Unix makes a great server OS, and Apple has been expanding its open-source reach quite a bit, acquiring companies and putting the system into Mac OS X. Yet Apple is focused more on desktops--where Unix has very little presence--than servers. Stephan Somogyi explains why this is a smart move.
Written by Stephan Somogyi, Contributor
As we all know, Unix is a great server operating system. It's been around for a long time, so all its newness has worn off (this is good, since many IT managers seem to be easily alarmed by shiny new things).

It's compliant with all the important late '60s Computer Science buzzwords (protected memory, pre-emptive multitasking, and so on) that contemporary marketeers compress into "modern operating system." And there's loads of widely available server software source code to meet most needs.

The one thing that the sum of all Unix development efforts has not succeeded at, however, is staging a successful takeover of the individual desktop.
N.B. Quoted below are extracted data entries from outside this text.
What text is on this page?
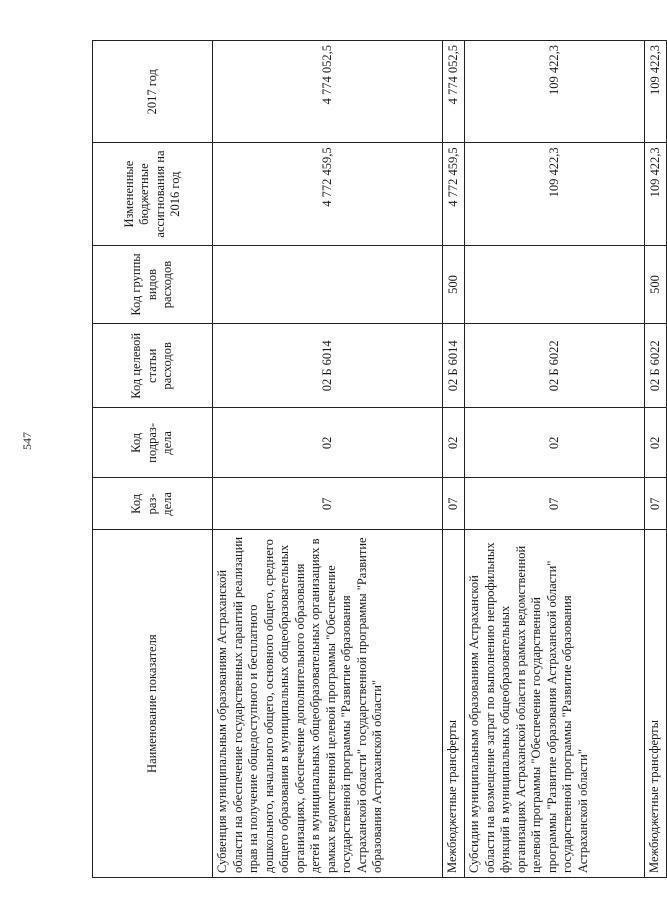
547
Наименование показателя	Код раз-дела	Код подраз-дела	Код целевой статьи расходов	Код группы видов расходов	Измененные бюджетные ассигнования на 2016 год	2017 год
Субвенция муниципальным образованиям Астраханской области на обеспечение государственных гарантий реализации прав на получение общедоступного и бесплатного дошкольного, начального общего, основного общего, среднего общего образования в муниципальных общеобразовательных организациях, обеспечение дополнительного образования детей в муниципальных общеобразовательных организациях в рамках ведомственной целевой программы "Обеспечение государственной программы "Развитие образования Астраханской области" государственной программы "Развитие образования Астраханской области"	07	02	02 Б 6014		4 772 459,5	4 774 052,5
Межбюджетные трансферты	07	02	02 Б 6014	500	4 772 459,5	4 774 052,5
Субсидии муниципальным образованиям Астраханской области на возмещение затрат по выполнению непрофильных функций в муниципальных общеобразовательных организациях Астраханской области в рамках ведомственной целевой программы "Обеспечение государственной программы "Развитие образования Астраханской области" государственной программы "Развитие образования Астраханской области"	07	02	02 Б 6022		109 422,3	109 422,3
Межбюджетные трансферты	07	02	02 Б 6022	500	109 422,3	109 422,3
Sure, there are infrequent examples of people deploying Unix (of whatever flavor) on the desktop, but those are exceptions that prove the rule. Despite lots of elbow grease being applied by the GNOME and KDE camps, Unix-on-the-desktop is nowhere near as much of a slam dunk as Unix-as-server.

Apple thinks differently, and is doing a credible job of proving it. Apple's acquisition of NeXT gave it a BSD-based Unix OS, which became the foundation for Mac OS X. With the March introduction of its next-generation operating system, Apple has taken on the formidable task of creating a Unix desktop OS usable not only by mere mortals, but even by average bears.
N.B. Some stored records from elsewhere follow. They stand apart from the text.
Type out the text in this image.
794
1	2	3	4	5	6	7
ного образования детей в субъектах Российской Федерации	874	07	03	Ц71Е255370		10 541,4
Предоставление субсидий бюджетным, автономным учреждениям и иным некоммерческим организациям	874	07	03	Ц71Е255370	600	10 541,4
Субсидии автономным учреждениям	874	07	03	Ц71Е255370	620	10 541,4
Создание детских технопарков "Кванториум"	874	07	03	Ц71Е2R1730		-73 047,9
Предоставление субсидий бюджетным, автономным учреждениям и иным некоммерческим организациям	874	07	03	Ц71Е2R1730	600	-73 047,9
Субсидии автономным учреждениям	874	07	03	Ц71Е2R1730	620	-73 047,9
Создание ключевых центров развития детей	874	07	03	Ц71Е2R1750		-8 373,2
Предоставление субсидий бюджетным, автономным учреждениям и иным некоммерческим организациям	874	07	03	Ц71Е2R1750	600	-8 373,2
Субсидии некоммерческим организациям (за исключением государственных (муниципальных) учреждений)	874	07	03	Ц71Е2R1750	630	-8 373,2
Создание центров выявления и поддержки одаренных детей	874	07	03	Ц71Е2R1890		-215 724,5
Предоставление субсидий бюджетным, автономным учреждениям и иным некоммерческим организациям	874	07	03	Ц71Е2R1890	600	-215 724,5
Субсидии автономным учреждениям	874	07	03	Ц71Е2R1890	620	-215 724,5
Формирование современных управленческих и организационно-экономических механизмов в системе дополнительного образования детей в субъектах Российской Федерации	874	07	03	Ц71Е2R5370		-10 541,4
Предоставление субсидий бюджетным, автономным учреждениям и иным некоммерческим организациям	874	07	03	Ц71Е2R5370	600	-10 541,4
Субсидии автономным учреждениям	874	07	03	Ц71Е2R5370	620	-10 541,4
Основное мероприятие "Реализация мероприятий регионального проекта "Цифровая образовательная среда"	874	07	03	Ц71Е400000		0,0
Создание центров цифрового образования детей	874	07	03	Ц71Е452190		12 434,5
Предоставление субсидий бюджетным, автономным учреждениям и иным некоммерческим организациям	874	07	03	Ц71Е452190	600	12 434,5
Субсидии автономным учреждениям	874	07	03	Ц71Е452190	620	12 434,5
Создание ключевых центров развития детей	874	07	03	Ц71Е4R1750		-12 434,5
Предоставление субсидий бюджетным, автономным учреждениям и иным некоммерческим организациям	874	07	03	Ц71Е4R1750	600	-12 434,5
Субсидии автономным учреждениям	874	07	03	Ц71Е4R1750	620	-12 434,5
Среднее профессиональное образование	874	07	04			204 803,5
This tack is a novel inversion of the path of least resistance. Apple could've tried to compete in the workgroup server market--a place where it's had decent success in the past--and worked on the client version of the OS while the server variant established itself. Instead, realizing the desktop was more important, Apple is focusing its efforts there.

Today's Mac OS X 10.0.4 is still a long way from being a tried-and-true mature operating system. Make no mistake, folks, the simple act of adding "Unix" to an OS's buzzword list doesn't magically endow it with the reliability that can be achieved only via field testing. OS X's kernel, which includes its I/O infrastructure, is brand new, and in some cases an unfinished work in progress. While the forthcoming 10.1 looks like it's going to address many of the particularly glaring omissions and bad features of 10.0, it's going to be at least build 10.2 until Apple's new OS is considered ready for mission-critical work.

But that's ok. As long as successive major releases of the new OS continue to offer improved usability, and third-party developers--both Classic Mac developers and increasing numbers of previously Unix-based ones--have what they need to deliver the software that customers want, Apple is moving in the right direction.

When the time comes for OS X to be taken seriously as a server OS, all that open-source software will still be there, better than ever. By that time, the more industrious individuals in the community will already have made the necessary source modifications so that the packages compile without problems under OS X, and everyone will be happier for it.

The Unix nerd in me certainly wishes that the BSD underpinnings in OS X were more current--at present, they're based on the two-year-old FreeBSD 3.2--but that's a problem that Apple wants to fix. As a result of hiring Jordan Hubbard, one of the main FreeBSD developers, to manage its BSD engineering efforts, I expect good things to happen on that front.

But to the typical consumer, the Unix guts of an OS are less important than the user experience. And that's where Apple has traditionally been strongest. That said, there's still plenty of stuff that I don't like about Aqua; the bloat of all the user interface elements currently tops my gripe list. But if the demos of 10.1 are any indication, Apple's notorious not-invented-hereism is, at least to a limited degree, giving way to listening to the many squeaky wheels among its early OS X adopters and applying grease judiciously.

By focusing on the desktop first, Apple is solving a previously unsolved problem, and it's not hampering Mac OS X's suitability as a Unix server OS one tiny bit. This approach seems backward when viewed from a Unix vantage point, but is precisely the right thing to be doing.